Я посмотрел в окно, за большой выгон, принадлежавший торговцу яйцами. Увидел, как Наполеон смотрит за Неман, в подзорную трубу, разумеется, используя пажа в качестве штатива. Утверждают, мол, Наполеон решил, что видит вдали русские степи, посреди которых и находится Москва. Какой-то уланский полковник, поляк, в безумном порыве воодушевления от присутствия Наполеона, ринулся со всем своим отрядом форсировать реку, и во время переправы сорок уланов из пятидесяти утонули вместе с лошадьми. Говорят, что Наполеон, не очень-то одобрив в целом этот показной героизм, позже наградил полковника орденом Почетного легиона — легиона, которым распоряжался лично. «Солнце сияло по-прежнему, хотя оно и было холодным, если можно так выразиться. Во время передышек, когда не надо было напрямую контактировать с ледяной глыбой (в которой происходили упомянутые изменения, сопровождаемые теми звуками), я смотрел в окно, где в поле моего зрения попадали, по крайней мере, три или четыре флага, висевших над улицей на натянутой веревке. Их трепал легкий восточный ветерок. Они были исполнены благородства и словно погружены в размышления, исторического толка, разумеется, — причем один из них, самый большой, флаг Швейцарской Конфедерации, вытягивался по ветру и реял почти горизонтально, потом опадал и начинал трепетать.
И я тогда подумал, слышь, Биндшедлер: „Вот они, флаги-то…“»
«Помнишь, как Болконский пошел со знаменем в руках навстречу французам (неважно, что знамя было не швейцарское), когда его земляки уже побежали от французов, и он практически остановил это бегство, бегство, которое разворачивалось прямо на глазах главнокомандующего Кутузова на Праценских высотах», — произнес я, прерывая Баура. Я уже не сидел, закинув ногу на ногу, я оперся на руки, готовясь вскочить, но все же остался сидеть.
Баур улыбнулся, посмотрел прямо перед собой.

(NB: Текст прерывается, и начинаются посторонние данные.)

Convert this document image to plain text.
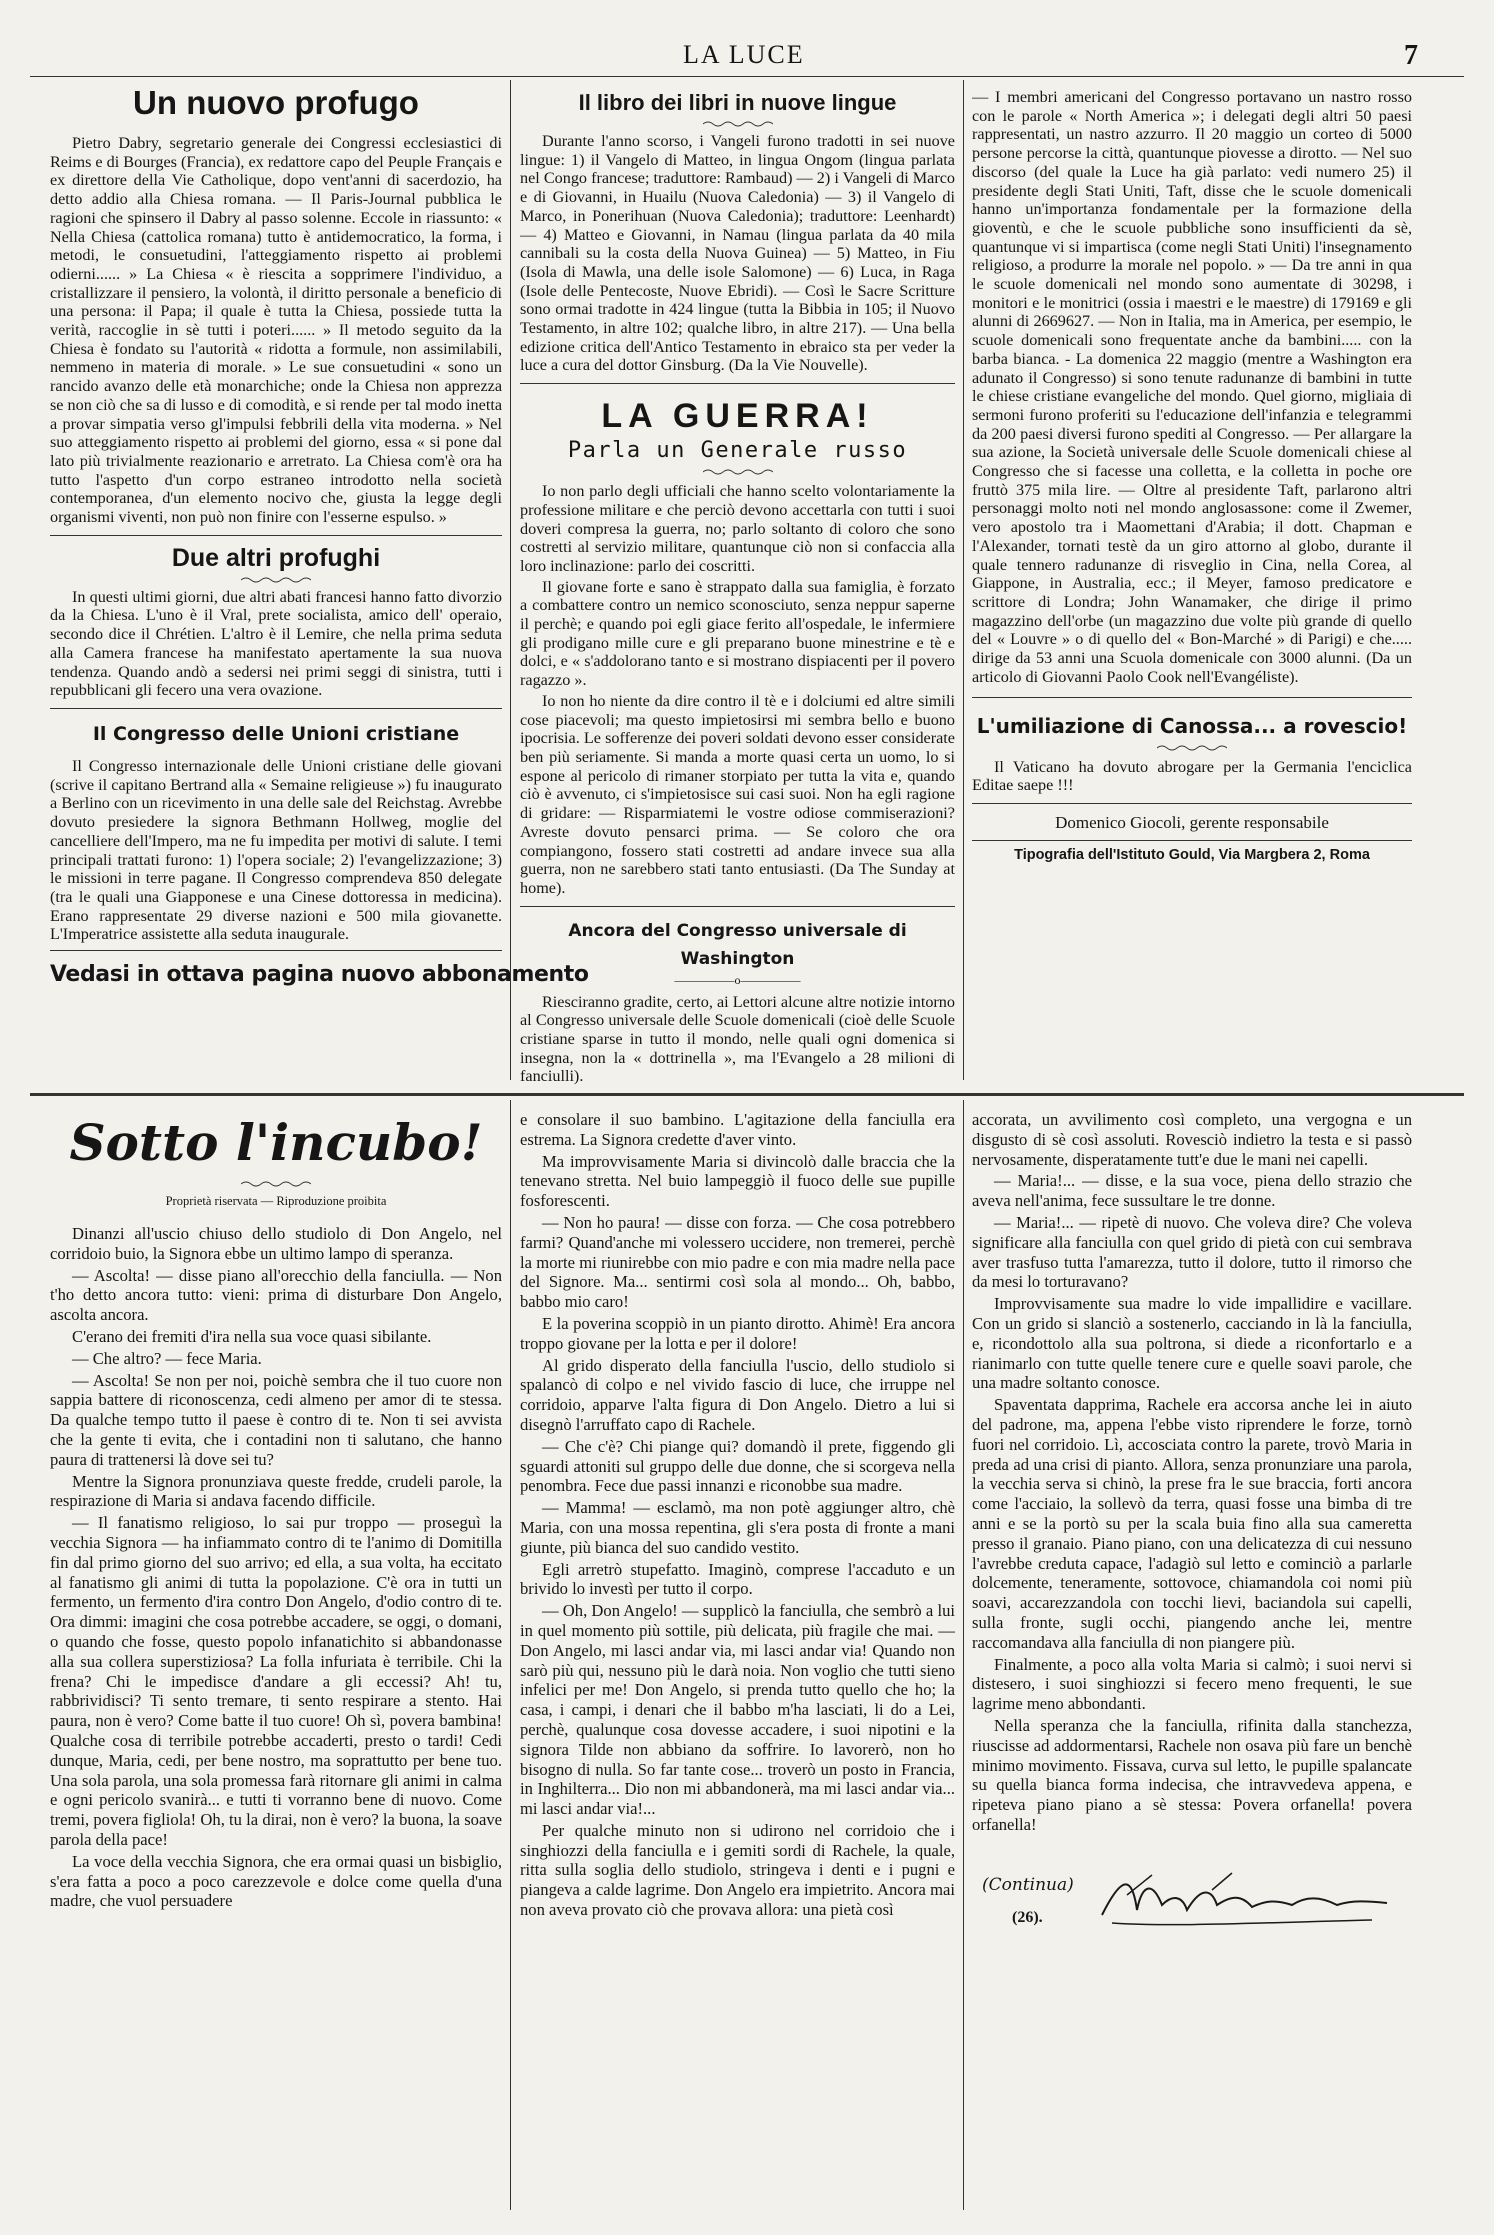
LA LUCE	7
Un nuovo profugo

Pietro Dabry, segretario generale dei Congressi ecclesiastici di Reims e di Bourges (Francia), ex redattore capo del Peuple Français e ex direttore della Vie Catholique, dopo vent'anni di sacerdozio, ha detto addio alla Chiesa romana. — Il Paris-Journal pubblica le ragioni che spinsero il Dabry al passo solenne. Eccole in riassunto: « Nella Chiesa (cattolica romana) tutto è antidemocratico, la forma, i metodi, le consuetudini, l'atteggiamento rispetto ai problemi odierni...... » La Chiesa « è riescita a sopprimere l'individuo, a cristallizzare il pensiero, la volontà, il diritto personale a beneficio di una persona: il Papa; il quale è tutta la Chiesa, possiede tutta la verità, raccoglie in sè tutti i poteri...... » Il metodo seguito da la Chiesa è fondato su l'autorità « ridotta a formule, non assimilabili, nemmeno in materia di morale. » Le sue consuetudini « sono un rancido avanzo delle età monarchiche; onde la Chiesa non apprezza se non ciò che sa di lusso e di comodità, e si rende per tal modo inetta a provar simpatia verso gl'impulsi febbrili della vita moderna. » Nel suo atteggiamento rispetto ai problemi del giorno, essa « si pone dal lato più trivialmente reazionario e arretrato. La Chiesa com'è ora ha tutto l'aspetto d'un corpo estraneo introdotto nella società contemporanea, d'un elemento nocivo che, giusta la legge degli organismi viventi, non può non finire con l'esserne espulso. »

Due altri profughi

In questi ultimi giorni, due altri abati francesi hanno fatto divorzio da la Chiesa. L'uno è il Vral, prete socialista, amico dell' operaio, secondo dice il Chrétien. L'altro è il Lemire, che nella prima seduta alla Camera francese ha manifestato apertamente la sua nuova tendenza. Quando andò a sedersi nei primi seggi di sinistra, tutti i repubblicani gli fecero una vera ovazione.

Il Congresso delle Unioni cristiane

Il Congresso internazionale delle Unioni cristiane delle giovani (scrive il capitano Bertrand alla « Semaine religieuse ») fu inaugurato a Berlino con un ricevimento in una delle sale del Reichstag. Avrebbe dovuto presiedere la signora Bethmann Hollweg, moglie del cancelliere dell'Impero, ma ne fu impedita per motivi di salute. I temi principali trattati furono: 1) l'opera sociale; 2) l'evangelizzazione; 3) le missioni in terre pagane. Il Congresso comprendeva 850 delegate (tra le quali una Giapponese e una Cinese dottoressa in medicina). Erano rappresentate 29 diverse nazioni e 500 mila giovanette. L'Imperatrice assistette alla seduta inaugurale.

Vedasi in ottava pagina nuovo abbonamento
Il libro dei libri in nuove lingue

Durante l'anno scorso, i Vangeli furono tradotti in sei nuove lingue: 1) il Vangelo di Matteo, in lingua Ongom (lingua parlata nel Congo francese; traduttore: Rambaud) — 2) i Vangeli di Marco e di Giovanni, in Huailu (Nuova Caledonia) — 3) il Vangelo di Marco, in Ponerihuan (Nuova Caledonia); traduttore: Leenhardt) — 4) Matteo e Giovanni, in Namau (lingua parlata da 40 mila cannibali su la costa della Nuova Guinea) — 5) Matteo, in Fiu (Isola di Mawla, una delle isole Salomone) — 6) Luca, in Raga (Isole delle Pentecoste, Nuove Ebridi). — Così le Sacre Scritture sono ormai tradotte in 424 lingue (tutta la Bibbia in 105; il Nuovo Testamento, in altre 102; qualche libro, in altre 217). — Una bella edizione critica dell'Antico Testamento in ebraico sta per veder la luce a cura del dottor Ginsburg. (Da la Vie Nouvelle).

LA GUERRA!
Parla un Generale russo

Io non parlo degli ufficiali che hanno scelto volontariamente la professione militare e che perciò devono accettarla con tutti i suoi doveri compresa la guerra, no; parlo soltanto di coloro che sono costretti al servizio militare, quantunque ciò non si confaccia alla loro inclinazione: parlo dei coscritti.

Il giovane forte e sano è strappato dalla sua famiglia, è forzato a combattere contro un nemico sconosciuto, senza neppur saperne il perchè; e quando poi egli giace ferito all'ospedale, le infermiere gli prodigano mille cure e gli preparano buone minestrine e tè e dolci, e « s'addolorano tanto e si mostrano dispiacenti per il povero ragazzo ».

Io non ho niente da dire contro il tè e i dolciumi ed altre simili cose piacevoli; ma questo impietosirsi mi sembra bello e buono ipocrisia. Le sofferenze dei poveri soldati devono esser considerate ben più seriamente. Si manda a morte quasi certa un uomo, lo si espone al pericolo di rimaner storpiato per tutta la vita e, quando ciò è avvenuto, ci s'impietosisce sui casi suoi. Non ha egli ragione di gridare: — Risparmiatemi le vostre odiose commiserazioni? Avreste dovuto pensarci prima. — Se coloro che ora compiangono, fossero stati costretti ad andare invece sua alla guerra, non ne sarebbero stati tanto entusiasti. (Da The Sunday at home).

Ancora del Congresso universale di Washington
—————o—————

Riesciranno gradite, certo, ai Lettori alcune altre notizie intorno al Congresso universale delle Scuole domenicali (cioè delle Scuole cristiane sparse in tutto il mondo, nelle quali ogni domenica si insegna, non la « dottrinella », ma l'Evangelo a 28 milioni di fanciulli).

— I membri americani del Congresso portavano un nastro rosso con le parole « North America »; i delegati degli altri 50 paesi rappresentati, un nastro azzurro. Il 20 maggio un corteo di 5000 persone percorse la città, quantunque piovesse a dirotto. — Nel suo discorso (del quale la Luce ha già parlato: vedi numero 25) il presidente degli Stati Uniti, Taft, disse che le scuole domenicali hanno un'importanza fondamentale per la formazione della gioventù, e che le scuole pubbliche sono insufficienti da sè, quantunque vi si impartisca (come negli Stati Uniti) l'insegnamento religioso, a produrre la morale nel popolo. » — Da tre anni in qua le scuole domenicali nel mondo sono aumentate di 30298, i monitori e le monitrici (ossia i maestri e le maestre) di 179169 e gli alunni di 2669627. — Non in Italia, ma in America, per esempio, le scuole domenicali sono frequentate anche da bambini..... con la barba bianca. - La domenica 22 maggio (mentre a Washington era adunato il Congresso) si sono tenute radunanze di bambini in tutte le chiese cristiane evangeliche del mondo. Quel giorno, migliaia di sermoni furono proferiti su l'educazione dell'infanzia e telegrammi da 200 paesi diversi furono spediti al Congresso. — Per allargare la sua azione, la Società universale delle Scuole domenicali chiese al Congresso che si facesse una colletta, e la colletta in poche ore fruttò 375 mila lire. — Oltre al presidente Taft, parlarono altri personaggi molto noti nel mondo anglosassone: come il Zwemer, vero apostolo tra i Maomettani d'Arabia; il dott. Chapman e l'Alexander, tornati testè da un giro attorno al globo, durante il quale tennero radunanze di risveglio in Cina, nella Corea, al Giappone, in Australia, ecc.; il Meyer, famoso predicatore e scrittore di Londra; John Wanamaker, che dirige il primo magazzino dell'orbe (un magazzino due volte più grande di quello del « Louvre » o di quello del « Bon-Marché » di Parigi) e che..... dirige da 53 anni una Scuola domenicale con 3000 alunni. (Da un articolo di Giovanni Paolo Cook nell'Evangéliste).

L'umiliazione di Canossa... a rovescio!

Il Vaticano ha dovuto abrogare per la Germania l'enciclica Editae saepe !!!

Domenico Giocoli, gerente responsabile
Tipografia dell'Istituto Gould, Via Margbera 2, Roma
Sotto l'incubo!
Proprietà riservata — Riproduzione proibita

Dinanzi all'uscio chiuso dello studiolo di Don Angelo, nel corridoio buio, la Signora ebbe un ultimo lampo di speranza.

— Ascolta! — disse piano all'orecchio della fanciulla. — Non t'ho detto ancora tutto: vieni: prima di disturbare Don Angelo, ascolta ancora.

C'erano dei fremiti d'ira nella sua voce quasi sibilante.

— Che altro? — fece Maria.

— Ascolta! Se non per noi, poichè sembra che il tuo cuore non sappia battere di riconoscenza, cedi almeno per amor di te stessa. Da qualche tempo tutto il paese è contro di te. Non ti sei avvista che la gente ti evita, che i contadini non ti salutano, che hanno paura di trattenersi là dove sei tu?

Mentre la Signora pronunziava queste fredde, crudeli parole, la respirazione di Maria si andava facendo difficile.

— Il fanatismo religioso, lo sai pur troppo — proseguì la vecchia Signora — ha infiammato contro di te l'animo di Domitilla fin dal primo giorno del suo arrivo; ed ella, a sua volta, ha eccitato al fanatismo gli animi di tutta la popolazione. C'è ora in tutti un fermento, un fermento d'ira contro Don Angelo, d'odio contro di te. Ora dimmi: imagini che cosa potrebbe accadere, se oggi, o domani, o quando che fosse, questo popolo infanatichito si abbandonasse alla sua collera superstiziosa? La folla infuriata è terribile. Chi la frena? Chi le impedisce d'andare a gli eccessi? Ah! tu, rabbrividisci? Ti sento tremare, ti sento respirare a stento. Hai paura, non è vero? Come batte il tuo cuore! Oh sì, povera bambina! Qualche cosa di terribile potrebbe accaderti, presto o tardi! Cedi dunque, Maria, cedi, per bene nostro, ma soprattutto per bene tuo. Una sola parola, una sola promessa farà ritornare gli animi in calma e ogni pericolo svanirà... e tutti ti vorranno bene di nuovo. Come tremi, povera figliola! Oh, tu la dirai, non è vero? la buona, la soave parola della pace!

La voce della vecchia Signora, che era ormai quasi un bisbiglio, s'era fatta a poco a poco carezzevole e dolce come quella d'una madre, che vuol persuadere

e consolare il suo bambino. L'agitazione della fanciulla era estrema. La Signora credette d'aver vinto.

Ma improvvisamente Maria si divincolò dalle braccia che la tenevano stretta. Nel buio lampeggiò il fuoco delle sue pupille fosforescenti.

— Non ho paura! — disse con forza. — Che cosa potrebbero farmi? Quand'anche mi volessero uccidere, non tremerei, perchè la morte mi riunirebbe con mio padre e con mia madre nella pace del Signore. Ma... sentirmi così sola al mondo... Oh, babbo, babbo mio caro!

E la poverina scoppiò in un pianto dirotto. Ahimè! Era ancora troppo giovane per la lotta e per il dolore!

Al grido disperato della fanciulla l'uscio, dello studiolo si spalancò di colpo e nel vivido fascio di luce, che irruppe nel corridoio, apparve l'alta figura di Don Angelo. Dietro a lui si disegnò l'arruffato capo di Rachele.

— Che c'è? Chi piange qui? domandò il prete, figgendo gli sguardi attoniti sul gruppo delle due donne, che si scorgeva nella penombra. Fece due passi innanzi e riconobbe sua madre.

— Mamma! — esclamò, ma non potè aggiunger altro, chè Maria, con una mossa repentina, gli s'era posta di fronte a mani giunte, più bianca del suo candido vestito.

Egli arretrò stupefatto. Imaginò, comprese l'accaduto e un brivido lo investì per tutto il corpo.

— Oh, Don Angelo! — supplicò la fanciulla, che sembrò a lui in quel momento più sottile, più delicata, più fragile che mai. — Don Angelo, mi lasci andar via, mi lasci andar via! Quando non sarò più qui, nessuno più le darà noia. Non voglio che tutti sieno infelici per me! Don Angelo, si prenda tutto quello che ho; la casa, i campi, i denari che il babbo m'ha lasciati, li do a Lei, perchè, qualunque cosa dovesse accadere, i suoi nipotini e la signora Tilde non abbiano da soffrire. Io lavorerò, non ho bisogno di nulla. So far tante cose... troverò un posto in Francia, in Inghilterra... Dio non mi abbandonerà, ma mi lasci andar via... mi lasci andar via!...

Per qualche minuto non si udirono nel corridoio che i singhiozzi della fanciulla e i gemiti sordi di Rachele, la quale, ritta sulla soglia dello studiolo, stringeva i denti e i pugni e piangeva a calde lagrime. Don Angelo era impietrito. Ancora mai non aveva provato ciò che provava allora: una pietà così

accorata, un avvilimento così completo, una vergogna e un disgusto di sè così assoluti. Rovesciò indietro la testa e si passò nervosamente, disperatamente tutt'e due le mani nei capelli.

— Maria!... — disse, e la sua voce, piena dello strazio che aveva nell'anima, fece sussultare le tre donne.

— Maria!... — ripetè di nuovo. Che voleva dire? Che voleva significare alla fanciulla con quel grido di pietà con cui sembrava aver trasfuso tutta l'amarezza, tutto il dolore, tutto il rimorso che da mesi lo torturavano?

Improvvisamente sua madre lo vide impallidire e vacillare. Con un grido si slanciò a sostenerlo, cacciando in là la fanciulla, e, ricondottolo alla sua poltrona, si diede a riconfortarlo e a rianimarlo con tutte quelle tenere cure e quelle soavi parole, che una madre soltanto conosce.

Spaventata dapprima, Rachele era accorsa anche lei in aiuto del padrone, ma, appena l'ebbe visto riprendere le forze, tornò fuori nel corridoio. Lì, accosciata contro la parete, trovò Maria in preda ad una crisi di pianto. Allora, senza pronunziare una parola, la vecchia serva si chinò, la prese fra le sue braccia, forti ancora come l'acciaio, la sollevò da terra, quasi fosse una bimba di tre anni e se la portò su per la scala buia fino alla sua cameretta presso il granaio. Piano piano, con una delicatezza di cui nessuno l'avrebbe creduta capace, l'adagiò sul letto e cominciò a parlarle dolcemente, teneramente, sottovoce, chiamandola coi nomi più soavi, accarezzandola con tocchi lievi, baciandola sui capelli, sulla fronte, sugli occhi, piangendo anche lei, mentre raccomandava alla fanciulla di non piangere più.

Finalmente, a poco alla volta Maria si calmò; i suoi nervi si distesero, i suoi singhiozzi si fecero meno frequenti, le sue lagrime meno abbondanti.

Nella speranza che la fanciulla, rifinita dalla stanchezza, riuscisse ad addormentarsi, Rachele non osava più fare un benchè minimo movimento. Fissava, curva sul letto, le pupille spalancate su quella bianca forma indecisa, che intravvedeva appena, e ripeteva piano piano a sè stessa: Povera orfanella! povera orfanella!

(Continua)
(26).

«Да! Стало быть, там, в том зале, мне суждено было наблюдать практически воскресение из мертвых, овеваемое воздухом каменоломен, а на улице развевались флаги, благородно паря над домами на летнем курортном ветру», — промолвил Баур, снова скрестив ноги. Те самые ноги, которые, можно сказать, носили бравого пехотинца Баура вокруг всего света.
Баур подошел к окну, указал на ветки форзиции со словами: «Еще два-три дня, и они распустятся, я имею в виду — цветы. Я так рад, честно. Я люблю форзицию, она вся желтая такая. И знаешь, ветки, когда цветут, покачиваются так иногда, совсем как флаги».